IV. Conclusion and Order

Plaintiff's complaint fails to state any claims upon which relief may be granted. The Court will provide Plaintiff with the opportunity to file an amended complaint. Lopez v. Smith, 203 F.3d 1122, 1130 (9th Cir. 2000) (en banc); Noll v. Carlson, 809 F.2d 1446, 1448-49 (9th Cir. 1987). Plaintiff may not change the nature of this suit by adding new, unrelated claims in his amended complaint. George v. Smith, 507 F.3d 605, 607 (7th Cir. 2007) (no "buckshot" complaints).

Plaintiff's amended complaint should be brief, Fed. R. Civ. P. 8(a), but it must state what each named defendant did that led to the deprivation of Plaintiff's constitutional rights, Iqbal, 556 U.S. at 676-77. Although accepted as true, the "[f]actual allegations must be [sufficient] to raise a right to relief above the speculative level . . ." Twombly, 550 U.S. at 555.
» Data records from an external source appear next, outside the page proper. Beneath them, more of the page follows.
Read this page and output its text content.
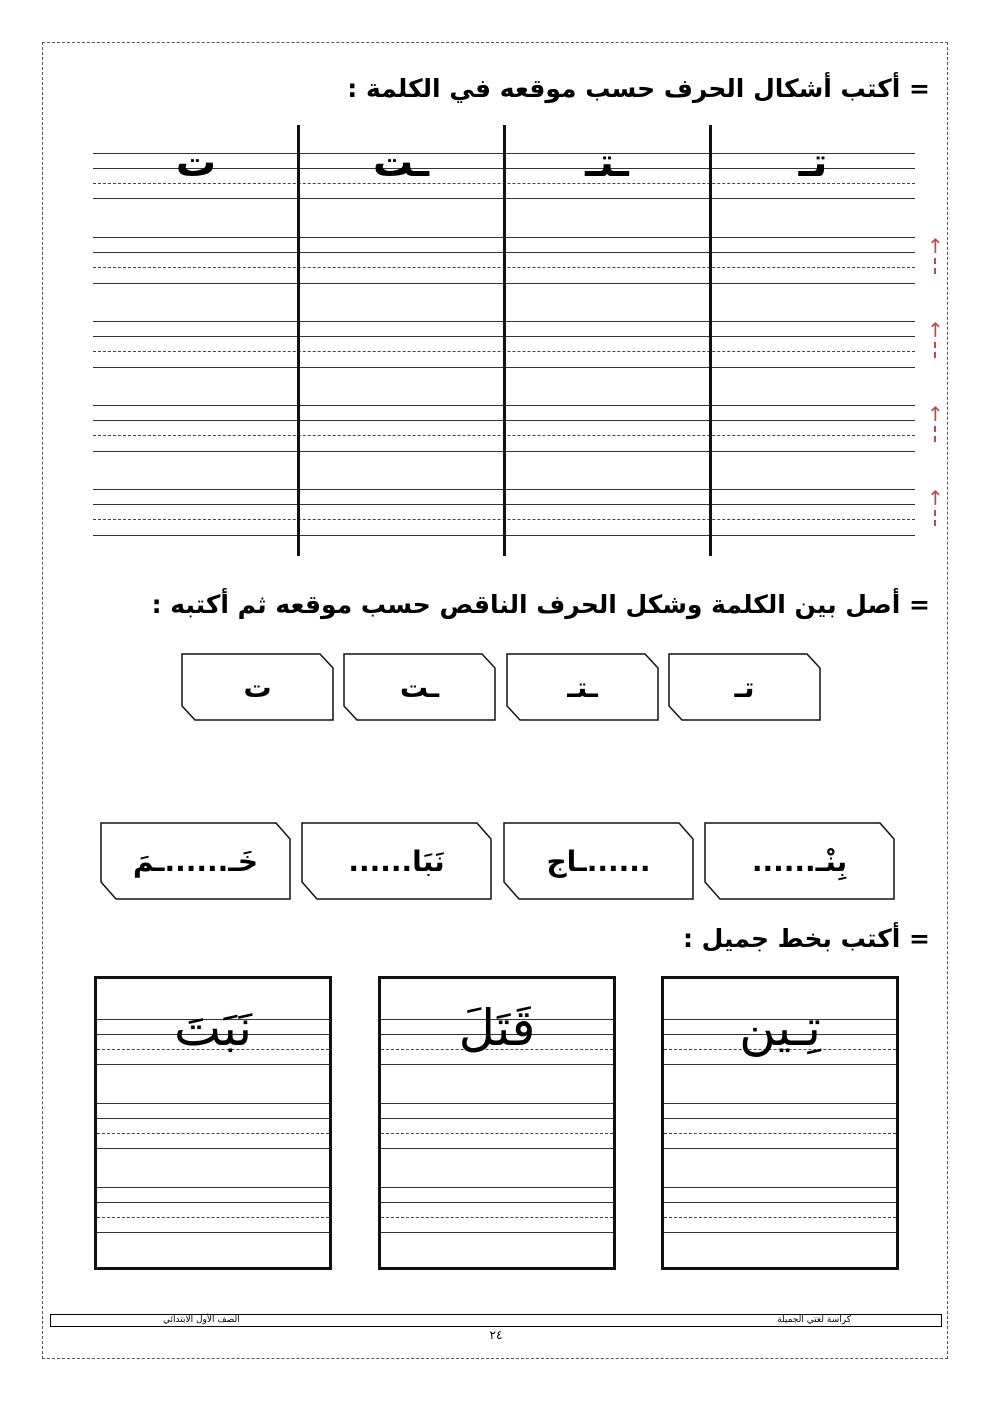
= أكتب أشكال الحرف حسب موقعه في الكلمة :
تـ
ـتـ
ـت
ت
↑
↑
↑
↑
= أصل بين الكلمة وشكل الحرف الناقص حسب موقعه ثم أكتبه :
تـ
ـتـ
ـت
ت
بِنْـ......
......ـاج
نَبَا......
خَـ......ـمَ
= أكتب بخط جميل :
تِـين
قَتَلَ
نَبَتَ
كراسة لغتي الجميلة
الصف الأول الابتدائي
٢٤
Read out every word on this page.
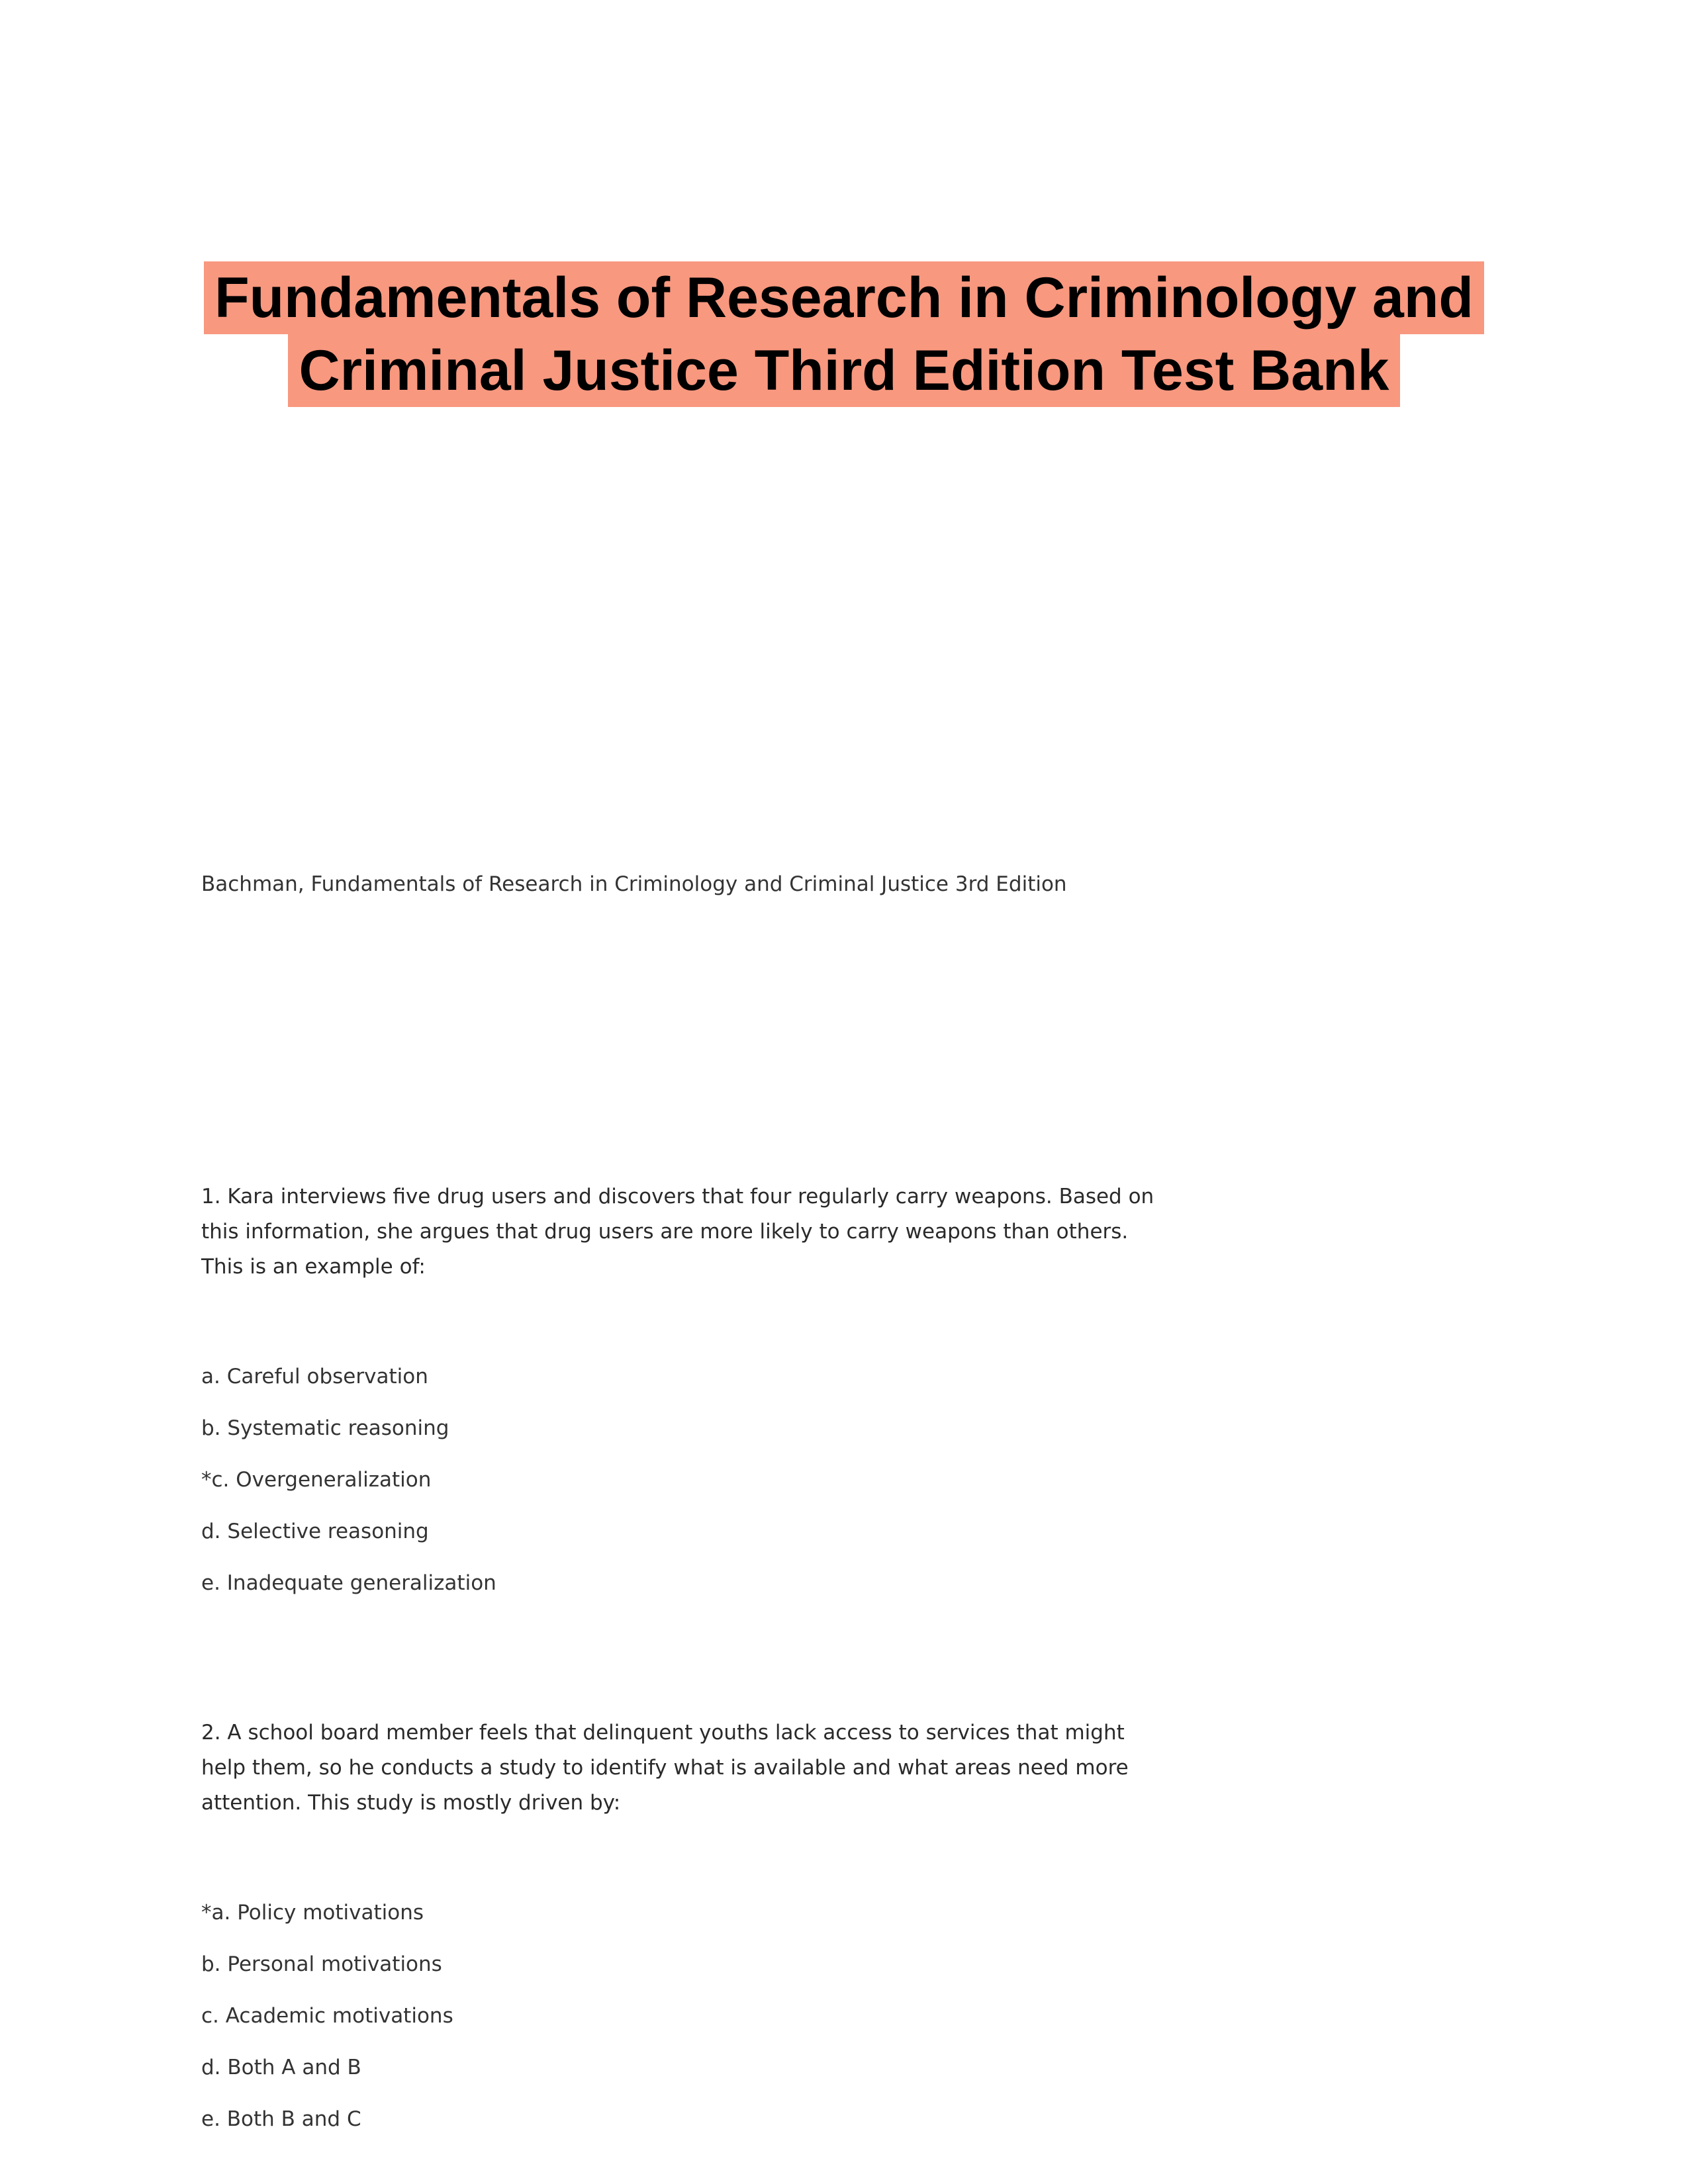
Fundamentals of Research in Criminology and
Criminal Justice Third Edition Test Bank
Bachman, Fundamentals of Research in Criminology and Criminal Justice 3rd Edition

1. Kara interviews five drug users and discovers that four regularly carry weapons. Based on this information, she argues that drug users are more likely to carry weapons than others. This is an example of:

a. Careful observation
b. Systematic reasoning
*c. Overgeneralization
d. Selective reasoning
e. Inadequate generalization

2. A school board member feels that delinquent youths lack access to services that might help them, so he conducts a study to identify what is available and what areas need more attention. This study is mostly driven by:

*a. Policy motivations
b. Personal motivations
c. Academic motivations
d. Both A and B
e. Both B and C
Finally, an amended complaint supersedes the prior complaint, Lacey v. Maricopa County, Nos. 09-15806, 09-15703, 2012 WL 3711591, at *1 n.1 (9th Cir. Aug. 29, 2012) (en banc), and it must be "complete in itself without reference to the prior or superseded pleading," Local Rule 220.

Based on the foregoing, it is HEREBY ORDERED that:

1. Plaintiff's complaint is DISMISSED for failure to state a claim upon which relief may be granted;

2. The Clerk's Office shall send Plaintiff a complaint form; 3. Within thirty (30) days from the date of service of this order, Plaintiff shall file a first amended complaint; and

4. If Plaintiff fails to file a first amended complaint in compliance with this order, this action will be dismissed, with prejudice, for failure to state a claim.